Porous activated carbon integrated carbon nitride nanosheets as functionalized separators for the efficient polysulfide entrapment in LiS batteries

Abstract

Electrification of vehicles, hybrid aircraft and the advancement of portable electronics are exacting the deployment of high energy-dense batteries. The high theoretical capacity of sulfur (1675 mAh g⁻¹), cost-effectiveness and environmental benignity of the lithium‑sulfur batteries (LSBs) are propitious for electrochemical energy storage beyond Li-ion battery technology. In this work, we described a simple, scalable preparation and electrochemical performance of porous activated carbon (PC)-infused graphitic carbon nitride (GCN) nanosheets with various ratios (PC@GCN 11, PC@GCN 12 and PC@GCN 21) as a polysulfide anchoring functionalized separator for LSBs. The high specific area (822 m²/g), hetero porosity, conductive carbon framework, surface functionalities and enriched N-doping of the PC@GCN synergistically induce mitigation of polysulfides via chemical and physical adsorption pathways in LSBs.

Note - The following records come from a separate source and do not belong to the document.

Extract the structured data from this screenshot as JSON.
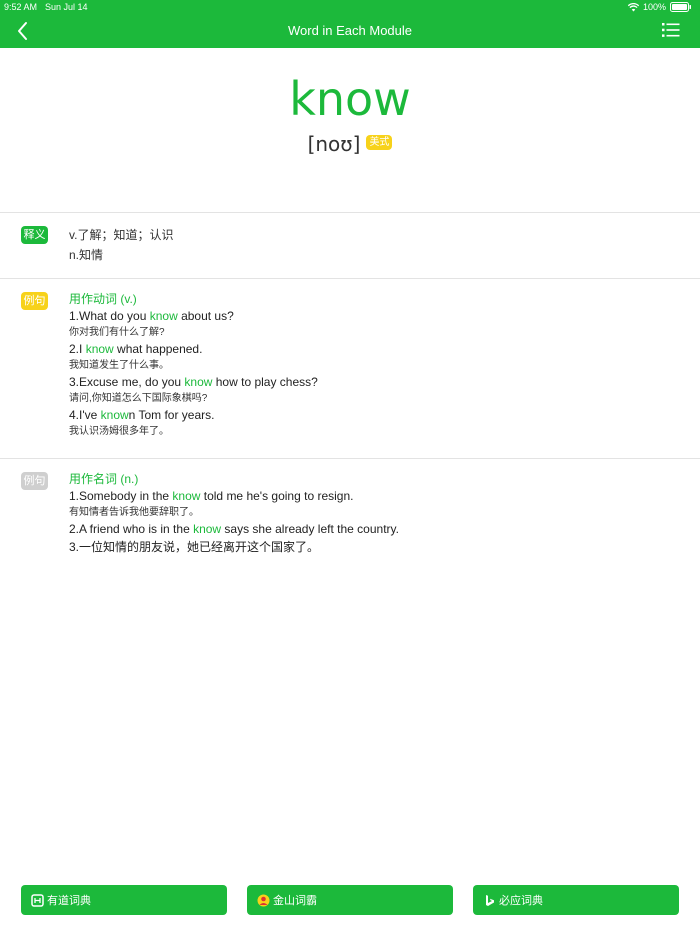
{
  "status_bar": {
    "time": "9:52 AM",
    "date": "Sun Jul 14",
    "battery": "100%"
  },
  "navbar": {
    "title": "Word in Each Module"
  },
  "word": {
    "headword": "know",
    "phonetic": "[noʊ]",
    "accent_label": "美式"
  },
  "definitions": {
    "tag": "释义",
    "lines": [
      "v.了解；知道；认识",
      "n.知情"
    ]
  },
  "verb_examples": {
    "tag": "例句",
    "heading": "用作动词 (v.)",
    "items": [
      {
        "en_pre": "1.What do you ",
        "en_hl": "know",
        "en_post": " about us?",
        "zh": "你对我们有什么了解?"
      },
      {
        "en_pre": "2.I ",
        "en_hl": "know",
        "en_post": " what happened.",
        "zh": "我知道发生了什么事。"
      },
      {
        "en_pre": "3.Excuse me, do you ",
        "en_hl": "know",
        "en_post": " how to play chess?",
        "zh": "请问,你知道怎么下国际象棋吗?"
      },
      {
        "en_pre": "4.I've ",
        "en_hl": "know",
        "en_post": "n Tom for years.",
        "zh": "我认识汤姆很多年了。"
      }
    ]
  },
  "noun_examples": {
    "tag": "例句",
    "heading": "用作名词 (n.)",
    "items": [
      {
        "en_pre": "1.Somebody in the ",
        "en_hl": "know",
        "en_post": " told me he's going to resign.",
        "zh": "有知情者告诉我他要辞职了。"
      },
      {
        "en_pre": "2.A friend who is in the ",
        "en_hl": "know",
        "en_post": " says she already left the country.",
        "zh": ""
      }
    ],
    "extra_line": "3.一位知情的朋友说，她已经离开这个国家了。"
  },
  "bottom_buttons": [
    {
      "label": "有道词典",
      "icon": "youdao-icon"
    },
    {
      "label": "金山词霸",
      "icon": "iciba-icon"
    },
    {
      "label": "必应词典",
      "icon": "bing-icon"
    }
  ],
  "colors": {
    "accent": "#1cb93b",
    "badge_yellow": "#f7d21a",
    "tag_gray": "#cfcfcf"
  }
}
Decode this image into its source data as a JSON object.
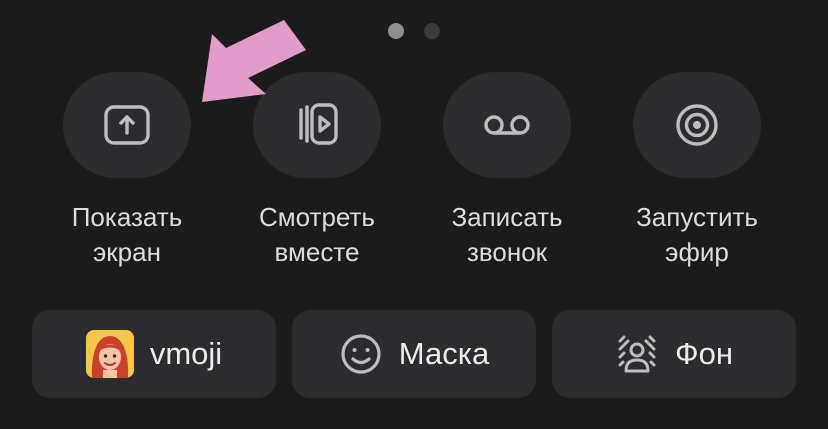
{
  "pager": {
    "pages": 2,
    "active_index": 0
  },
  "actions": [
    {
      "id": "share-screen",
      "line1": "Показать",
      "line2": "экран",
      "icon": "share-screen-icon"
    },
    {
      "id": "watch-together",
      "line1": "Смотреть",
      "line2": "вместе",
      "icon": "watch-together-icon"
    },
    {
      "id": "record-call",
      "line1": "Записать",
      "line2": "звонок",
      "icon": "voicemail-icon"
    },
    {
      "id": "start-stream",
      "line1": "Запустить",
      "line2": "эфир",
      "icon": "broadcast-icon"
    }
  ],
  "bottom": {
    "vmoji": {
      "label": "vmoji",
      "icon": "vmoji-avatar"
    },
    "mask": {
      "label": "Маска",
      "icon": "smile-icon"
    },
    "background": {
      "label": "Фон",
      "icon": "background-person-icon"
    }
  },
  "annotation": {
    "icon": "pointer-arrow-icon",
    "color": "#e19cc9"
  },
  "colors": {
    "background": "#1b1b1c",
    "button": "#2c2c2e",
    "icon": "#bdbdc0",
    "text": "#dcdcde",
    "dot_active": "#8e8e93",
    "dot_inactive": "#3c3c3e"
  }
}
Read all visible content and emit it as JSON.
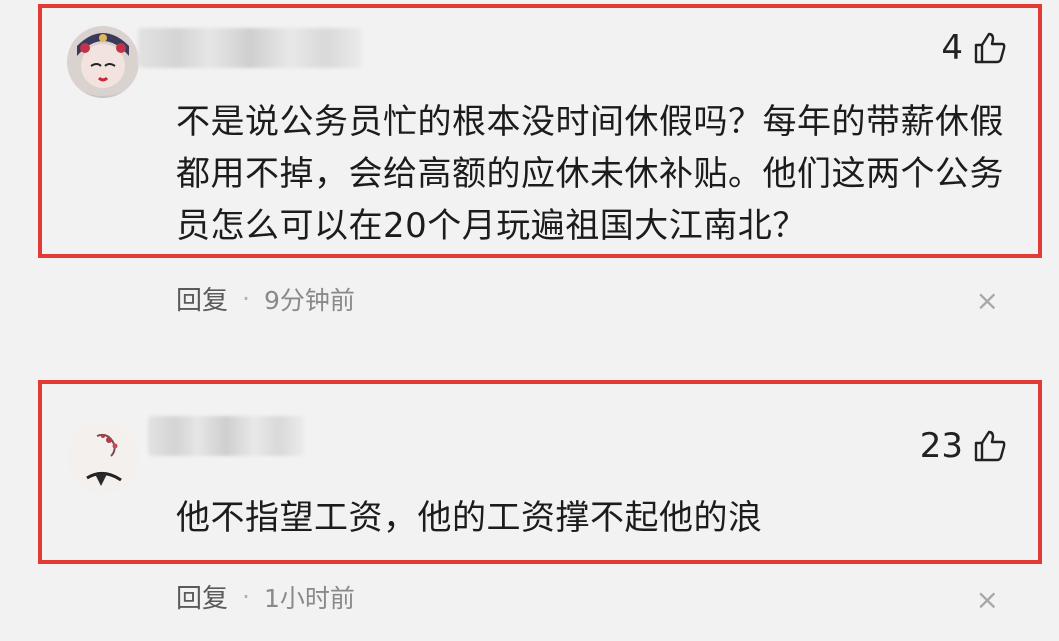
{
  "comments": [
    {
      "likes": "4",
      "text": "不是说公务员忙的根本没时间休假吗？每年的带薪休假都用不掉，会给高额的应休未休补贴。他们这两个公务员怎么可以在20个月玩遍祖国大江南北？",
      "reply_label": "回复",
      "separator": "·",
      "time": "9分钟前",
      "close_glyph": "×"
    },
    {
      "likes": "23",
      "text": "他不指望工资，他的工资撑不起他的浪",
      "reply_label": "回复",
      "separator": "·",
      "time": "1小时前",
      "close_glyph": "×"
    }
  ],
  "colors": {
    "highlight": "#e43a36",
    "background": "#f2f2f2",
    "meta_text": "#8a8a8a"
  }
}
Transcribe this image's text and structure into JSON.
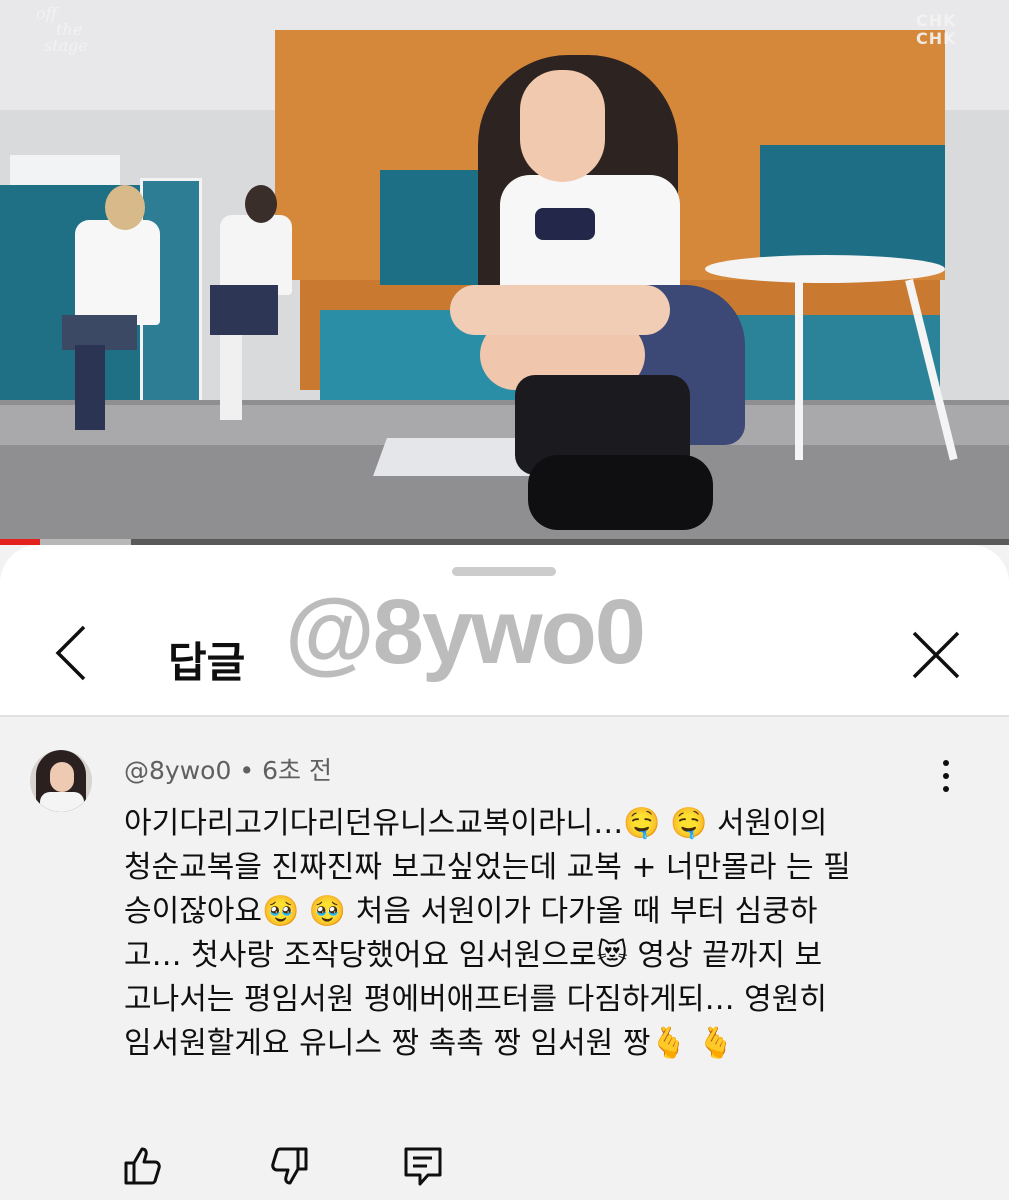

The PC@GCN 21 modified separator demonstrates a high initial discharge capacity of 1389 mAh g⁻¹ at a 0.1C rate and exhibits better capacity retention over 500 cycles at a 1C rate (655 mAh g⁻¹) with sulfur loading of 3.8 mg/cm² accompanied by high coulombic efficiency (94 %). The assembled cell with high S-loading (5.12 mg/cm²) shows a high initial discharge capacity of 712 mAh g⁻¹ at 0.1C rate conditions. High Li-ion transference number (0.714), stable shuttle current, minimal coulombic efficiency loss (0.84 %), low shuttle factor and negligible self-discharge behaviour support the superior performance of the PC@GCN 21 coated cells. This report demonstrates that combining the high surface area, non-polar porous carbon with polar graphitic carbon nitride is a practical approach for designing metal-free functionalized separators for energy-dense LSBs.